Abstract: Purpose Gedatolisib potently targets all four class I PI3K isoforms and mTORC1 and mTORC2 to comprehensively block the PI3K/AKT/mTOR pathway and has shown compelling activity in early clinical trials with palbociclib and fulvestrant. Methods This phase III randomized trial (VIKTORIA-1; ClinicalTrials.gov identifier: NCT05501886) evaluated the efficacy of gedatolisib-based therapy, comparing gedatolisib, palbociclib, and fulvestrant (gedatolisib triplet) and gedatolisib plus fulvestrant (gedatolisib doublet) with fulvestrant monotherapy in patients with hormone receptor-positive, human epidermal growth factor receptor 2-negative (HER2-), PIK3CA wild-type (WT) advanced breast cancer. Eligible patients had disease progression during or after CDK4/6 inhibitor and aromatase inhibitor treatment. Comparison of progression-free survival as assessed by blinded independent central review for gedatolisib triplet versus fulvestrant and gedatolisib doublet versus fulvestrant was the primary objective. Results A total of 392 patients were randomly assigned 1:1:1. The median study follow-up was 10.1 months. The median progression-free survival was 9.3 months in the gedatolisib-triplet group, 2.0 months in the fulvestrant group (hazard ratio [HR] for progression or death, 0.24 [95% CI, 0.17 to 0.35]; P < .001), and 7.4 months in the gedatolisib-doublet group (HR, 0.33 [95% CI, 0.24 to 0.48]; P < .001 v fulvestrant).
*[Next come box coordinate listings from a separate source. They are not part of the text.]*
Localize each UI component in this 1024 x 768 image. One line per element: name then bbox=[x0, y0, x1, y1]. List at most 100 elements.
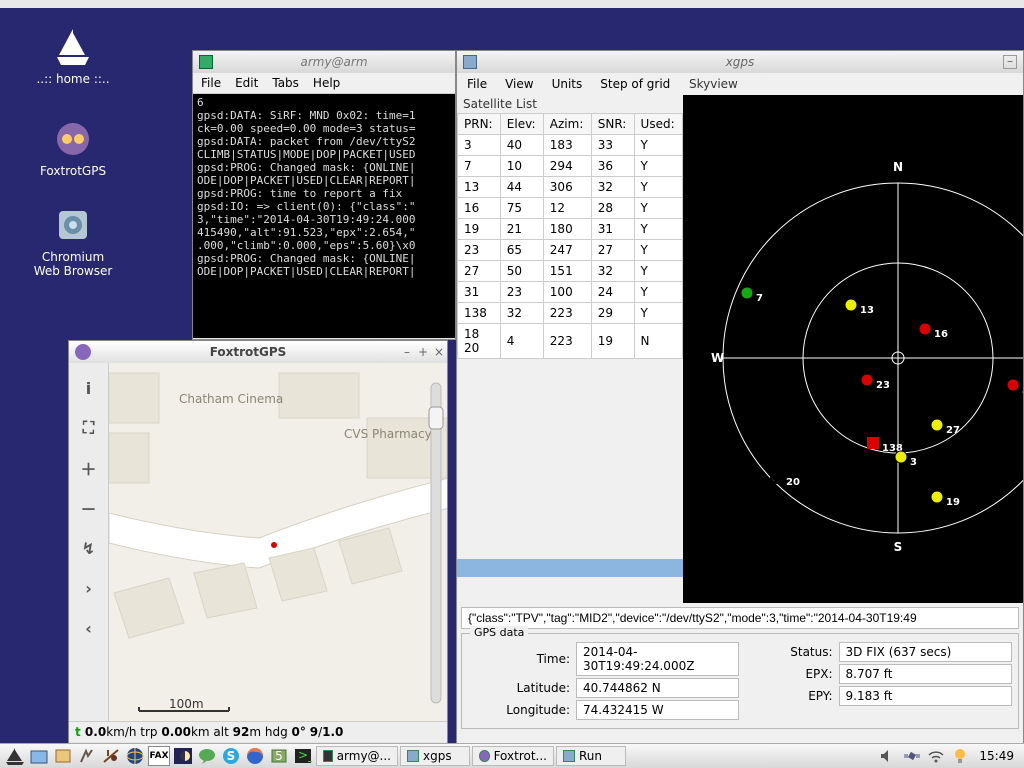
xgps-titlebar[interactable]: xgps – bbox=[457, 51, 1023, 73]
foxtrot-icon bbox=[75, 344, 91, 360]
menu-file[interactable]: File bbox=[467, 77, 487, 91]
zoom-out-button[interactable]: － bbox=[78, 497, 100, 519]
terminal-title: army@arm bbox=[219, 55, 449, 69]
foxtrot-statusbar: t 0.0km/h trp 0.00km alt 92m hdg 0° 9/1.… bbox=[69, 721, 447, 742]
satellite-marker: 31 bbox=[1007, 379, 1023, 396]
menu-help[interactable]: Help bbox=[313, 76, 340, 90]
minimize-button[interactable]: – bbox=[399, 345, 415, 359]
next-button[interactable]: › bbox=[78, 577, 100, 599]
gps-data-label: GPS data bbox=[470, 626, 528, 639]
taskbar-task-run[interactable]: Run bbox=[556, 746, 626, 766]
terminal-window[interactable]: army@arm File Edit Tabs Help 6 gpsd:DATA… bbox=[192, 50, 456, 340]
info-button[interactable]: i bbox=[78, 377, 100, 399]
track-button[interactable]: ↯ bbox=[78, 537, 100, 559]
tray-satellite-icon[interactable] bbox=[901, 746, 923, 766]
app-icon[interactable] bbox=[76, 746, 98, 766]
table-row[interactable]: 192118031Y bbox=[458, 219, 683, 240]
status-prefix: t bbox=[75, 725, 85, 739]
tpv-json-line[interactable]: {"class":"TPV","tag":"MID2","device":"/d… bbox=[461, 607, 1019, 629]
skyview-pane: Skyview N S W 7131623271383201931 bbox=[683, 95, 1023, 603]
minimize-button[interactable]: – bbox=[1003, 55, 1017, 69]
terminal-icon bbox=[199, 55, 213, 69]
maximize-button[interactable]: + bbox=[415, 345, 431, 359]
taskbar-task-terminal[interactable]: army@... bbox=[316, 746, 398, 766]
column-header[interactable]: PRN: bbox=[458, 114, 501, 135]
table-row[interactable]: 312310024Y bbox=[458, 282, 683, 303]
satellite-marker: 7 bbox=[741, 287, 763, 304]
satellite-table: PRN:Elev:Azim:SNR:Used: 34018333Y7102943… bbox=[457, 113, 683, 359]
svg-text:S: S bbox=[227, 749, 236, 763]
column-header[interactable]: SNR: bbox=[591, 114, 634, 135]
desktop-icon-home[interactable]: ..:: home ::.. bbox=[28, 26, 118, 86]
selection-bar bbox=[457, 559, 683, 577]
zoom-slider-track[interactable] bbox=[431, 383, 441, 703]
satellite-marker: 13 bbox=[845, 299, 874, 316]
app-icon[interactable]: 5 bbox=[268, 746, 290, 766]
map-canvas[interactable]: Chatham Cinema CVS Pharmacy 100m bbox=[109, 363, 447, 721]
map-area[interactable]: i ⛶ ＋ － ↯ › ‹ Chatham Cinema CVS Pharmacy 100m bbox=[69, 363, 447, 721]
svg-text:16: 16 bbox=[934, 329, 948, 340]
menu-stepgrid[interactable]: Step of grid bbox=[600, 77, 670, 91]
table-row[interactable]: 1383222329Y bbox=[458, 303, 683, 324]
menu-units[interactable]: Units bbox=[552, 77, 583, 91]
taskbar[interactable]: FAX S 5 >_ army@... xgps Foxtrot... Run … bbox=[0, 743, 1024, 768]
taskbar-task-xgps[interactable]: xgps bbox=[400, 746, 470, 766]
svg-text:13: 13 bbox=[860, 305, 874, 316]
gps-data-group: GPS data Time:2014-04-30T19:49:24.000ZLa… bbox=[461, 633, 1019, 729]
skype-icon[interactable]: S bbox=[220, 746, 242, 766]
table-row[interactable]: 34018333Y bbox=[458, 135, 683, 156]
filemanager-icon[interactable] bbox=[28, 746, 50, 766]
satellite-pane: Satellite List PRN:Elev:Azim:SNR:Used: 3… bbox=[457, 95, 683, 603]
tray-wifi-icon[interactable] bbox=[925, 746, 947, 766]
app-icon[interactable] bbox=[100, 746, 122, 766]
fullscreen-button[interactable]: ⛶ bbox=[78, 417, 100, 439]
column-header[interactable]: Used: bbox=[634, 114, 682, 135]
table-row[interactable]: 236524727Y bbox=[458, 240, 683, 261]
column-header[interactable]: Elev: bbox=[500, 114, 543, 135]
table-row[interactable]: 134430632Y bbox=[458, 177, 683, 198]
xgps-window[interactable]: xgps – File View Units Step of grid Sate… bbox=[456, 50, 1024, 748]
table-row[interactable]: 275015132Y bbox=[458, 261, 683, 282]
prev-button[interactable]: ‹ bbox=[78, 617, 100, 639]
zoom-in-button[interactable]: ＋ bbox=[78, 457, 100, 479]
sailboat-icon bbox=[28, 26, 118, 68]
skyview-plot: N S W 7131623271383201931 bbox=[683, 95, 1023, 603]
compass-w: W bbox=[711, 351, 724, 365]
foxtrot-titlebar[interactable]: FoxtrotGPS – + × bbox=[69, 341, 447, 363]
taskbar-clock[interactable]: 15:49 bbox=[973, 749, 1020, 763]
globe-icon[interactable] bbox=[124, 746, 146, 766]
firefox-icon[interactable] bbox=[244, 746, 266, 766]
stellarium-icon[interactable] bbox=[172, 746, 194, 766]
app-icon[interactable] bbox=[52, 746, 74, 766]
tray-bulb-icon[interactable] bbox=[949, 746, 971, 766]
gps-field: Status:3D FIX (637 secs) bbox=[769, 642, 1012, 662]
svg-text:7: 7 bbox=[756, 293, 763, 304]
menu-file[interactable]: File bbox=[201, 76, 221, 90]
column-header[interactable]: Azim: bbox=[543, 114, 591, 135]
menu-tabs[interactable]: Tabs bbox=[272, 76, 299, 90]
table-row[interactable]: 71029436Y bbox=[458, 156, 683, 177]
table-row[interactable]: 1820422319N bbox=[458, 324, 683, 359]
chat-icon[interactable] bbox=[196, 746, 218, 766]
tray-volume-icon[interactable] bbox=[877, 746, 899, 766]
foxtrotgps-window[interactable]: FoxtrotGPS – + × i ⛶ ＋ － ↯ › ‹ Chatham Cinema … bbox=[68, 340, 448, 745]
zoom-slider-thumb[interactable] bbox=[429, 407, 443, 429]
menu-edit[interactable]: Edit bbox=[235, 76, 258, 90]
close-button[interactable]: × bbox=[431, 345, 447, 359]
terminal-output[interactable]: 6 gpsd:DATA: SiRF: MND 0x02: time=1 ck=0… bbox=[193, 94, 455, 338]
desktop-icon-label: Chromium Web Browser bbox=[28, 250, 118, 278]
launcher-icon[interactable] bbox=[4, 746, 26, 766]
taskbar-task-foxtrot[interactable]: Foxtrot... bbox=[472, 746, 554, 766]
desktop-icon-foxtrotgps[interactable]: FoxtrotGPS bbox=[28, 118, 118, 178]
compass-s: S bbox=[894, 540, 903, 554]
table-row[interactable]: 16751228Y bbox=[458, 198, 683, 219]
top-titlebar bbox=[0, 0, 1024, 8]
gps-field: EPX:8.707 ft bbox=[769, 664, 1012, 684]
fax-icon[interactable]: FAX bbox=[148, 746, 170, 766]
terminal-titlebar[interactable]: army@arm bbox=[193, 51, 455, 73]
terminal-launcher-icon[interactable]: >_ bbox=[292, 746, 314, 766]
gps-field: EPY:9.183 ft bbox=[769, 686, 1012, 706]
menu-view[interactable]: View bbox=[505, 77, 533, 91]
svg-text:31: 31 bbox=[1022, 385, 1023, 396]
desktop-icon-chromium[interactable]: Chromium Web Browser bbox=[28, 204, 118, 278]
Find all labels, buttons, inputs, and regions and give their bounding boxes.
Grade >= 3 treatment-related adverse events (TRAEs) reported in the gedatolisib-triplet and gedatolisib-doublet groups, respectively, included neutropenia (62.3%, 0.8%), stomatitis (19.2%, 12.3%), rash (4.6%, 5.4%), hyperglycemia (2.3%, 2.3%), and diarrhea (1.5%, 0.8%). Study treatment discontinuation because of TRAEs was reported in 2.3% (triplet) and 3.1% (doublet) of patients. Conclusion The addition of gedatolisib to fulvestrant, with or without palbociclib, significantly reduced the risk of disease progression or death in patients with hormone receptor-positive/HER2-, PIK3CA WT advanced breast cancer.